В 1903 году, только что окончив гимназию, я уехал в Болгарию. Это был год знаменитого "Македонского восстания".
Был я в Адрианополе. Был в Софии.
Болгария и София были переполнены "беженцами" из Македонии, оборванными, голодными, исстрадавшимися женщинами и детьми, принесшими с собой атмосферу неистовых, безумных жестокостей турецких дикарей над македонскими болгарами. Я не видел в Болгарии ни одного улыбающегося лица. Вся страна точно застыла в общей народной скорби.
Помню, была траурная манифестация в честь четырёх болгарских студентов-добровольцев, замученных турками в Македонии. Несли портреты мучеников-героев, а сзади них шла несметная толпа народа с тихим похоронным пением. Процессия прошла по всем улицам Софии, и всюду из магазинов и домов выходили навстречу люди, обнажали головы и присоединялись к ней. Я видел строгие, застывшие лица и глаза, полные слёз. Болгарский народ плакал, вспоминая свою многострадальную историю, и горел чувством отмщения исконному врагу -- Турции...

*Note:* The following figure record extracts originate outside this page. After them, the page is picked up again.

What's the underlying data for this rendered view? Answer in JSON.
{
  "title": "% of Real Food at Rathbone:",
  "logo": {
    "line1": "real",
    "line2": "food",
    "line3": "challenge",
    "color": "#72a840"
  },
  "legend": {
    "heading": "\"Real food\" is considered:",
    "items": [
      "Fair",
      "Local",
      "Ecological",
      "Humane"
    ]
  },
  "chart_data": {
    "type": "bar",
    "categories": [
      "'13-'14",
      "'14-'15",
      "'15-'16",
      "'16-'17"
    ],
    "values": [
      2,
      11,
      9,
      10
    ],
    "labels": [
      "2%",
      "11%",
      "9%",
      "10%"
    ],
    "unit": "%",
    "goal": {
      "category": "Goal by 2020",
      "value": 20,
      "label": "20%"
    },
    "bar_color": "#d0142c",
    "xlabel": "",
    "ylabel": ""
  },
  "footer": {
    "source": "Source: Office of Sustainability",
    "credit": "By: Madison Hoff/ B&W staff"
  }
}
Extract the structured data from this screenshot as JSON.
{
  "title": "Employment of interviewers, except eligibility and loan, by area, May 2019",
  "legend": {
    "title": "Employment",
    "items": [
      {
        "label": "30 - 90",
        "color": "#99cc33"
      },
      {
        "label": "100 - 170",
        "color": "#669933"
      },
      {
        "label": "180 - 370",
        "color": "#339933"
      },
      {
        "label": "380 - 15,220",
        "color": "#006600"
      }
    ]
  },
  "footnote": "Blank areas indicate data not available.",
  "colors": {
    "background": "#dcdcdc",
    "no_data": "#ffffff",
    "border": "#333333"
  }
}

В Адрианополе я видел холодную ненависть, трусливую подозрительность и мрачное, кровавое зарево болгарского неба.
На вокзале меня повели к седому турку, который в громадную книгу записывал: зачем прибыл в город. Ночь, проведённая в гостинице при вокзале, останется навсегда одной из самых тяжёлых. Дважды я должен был давать объяснения о цели своего приезда. И чувствовать себя на волоске от ареста чиновником, с нескрываемой ненавистью смотревшим на "русского туриста".
Утром длинный путь до города и всюду подозрительные взгляды, жестокие и ненавистные, а в одном месте бессмысленное, дикое избиение, на моих глазах, проводника болгарина.
Страдающая Болгария и неистово-злобная Турция -- вот два непримиримых врага, ярко запечатлевшихся в моём сознании.
Я был в Софии и видел на улицах болгарской столицы "беженцев" из Македонии -- измученных стариков, оборванных женщин и детей, полуголодную, испуганную толпу, -- бежавших от страшной турецкой резни, перед которой, в конце концов, бледнеют "немецкие зверства".
Турки подавляли "македонское восстание".
На площадях и на улицах Софии стояли, жались к друг другу, не зная, куда идти и что делать, македонские болгары, на лицах которых запечатлелся весь только что пережитый ужас.
Турки загоняли болгар в храмы и поджигали их. Вырезали до последнего болгарские селения. Истязали, издевались, мучили и оскверняли всё, что попадалось на пути. Более жгучей, непримиримой ненависти, чем болгары питали к туркам, нельзя себе представить. Десятки лет на глазах братьев, отцов и матерей турки систематически терзали болгар. И те не могли ни помочь, ни отомстить. Эти муки скрытого гнева и ненависти были основным национальным чувством.
На площадях стояли, как загнанное стадо, измученные люди, а цвет болгарской молодёжи шёл туда, в Македонию, почти на верную смерть, в страшные мучения во имя освобождения страны от ненавистного, кровавого ига.
Вспоминается мне траурная манифестация.
Четыре болгарских студента были убиты в Македонии. Известие об этом в траурных рамах было развешано по всем улицам. К вечеру, когда вся София уже знала об этом, по городу двинулась процессия.
Впереди несли портреты павших героев, а за ними шла тысячная толпа. Из всех домов навстречу выходили люди, обнажали головы и присоединялись к толпе. И вот кто-то запел. Очень тихо. Должно быть, похоронную песню.
Сколько бы ни прошло лет, это впечатление останется для меня навсегда самым ярким, как глубокое выражение народного горя. Я не видал человека, у которого не было бы в глазах слёз. Плакали все: и старики, и мальчики, и женщины, и взрослая молодёжь. Плакали тихо, без истерики. Как плачет не острое горе, а тяжкая, безысходная скорбь.
Медленно шла процессия, росла и росла толпа. Распахивались двери домов, выходили новые люди. Казалось, не только весь город -- весь народ поёт похоронную песню. Оплакивает не только героев, павших за освобождение страны, но и всех убитых, обесчещенных, замученных за долгую многострадальную историю болгарского народа...
Дней через пять после своего отъезда я сидел в маленьком грязном номере "Русской" гостиницы в Софии и писал следующее письмо:
"Завтра я отправляюсь с отрядом инсургентов к сербской границе. Турки задерживают всех подозрительных людей, и потому мы перейдём границу пешком. В начале декабря здесь устанавливается очень суровая зима, и тогда всякая деятельность временно прекращается, таким образом, если до февраля я не возвращусь, значит, я не вернусь вовсе".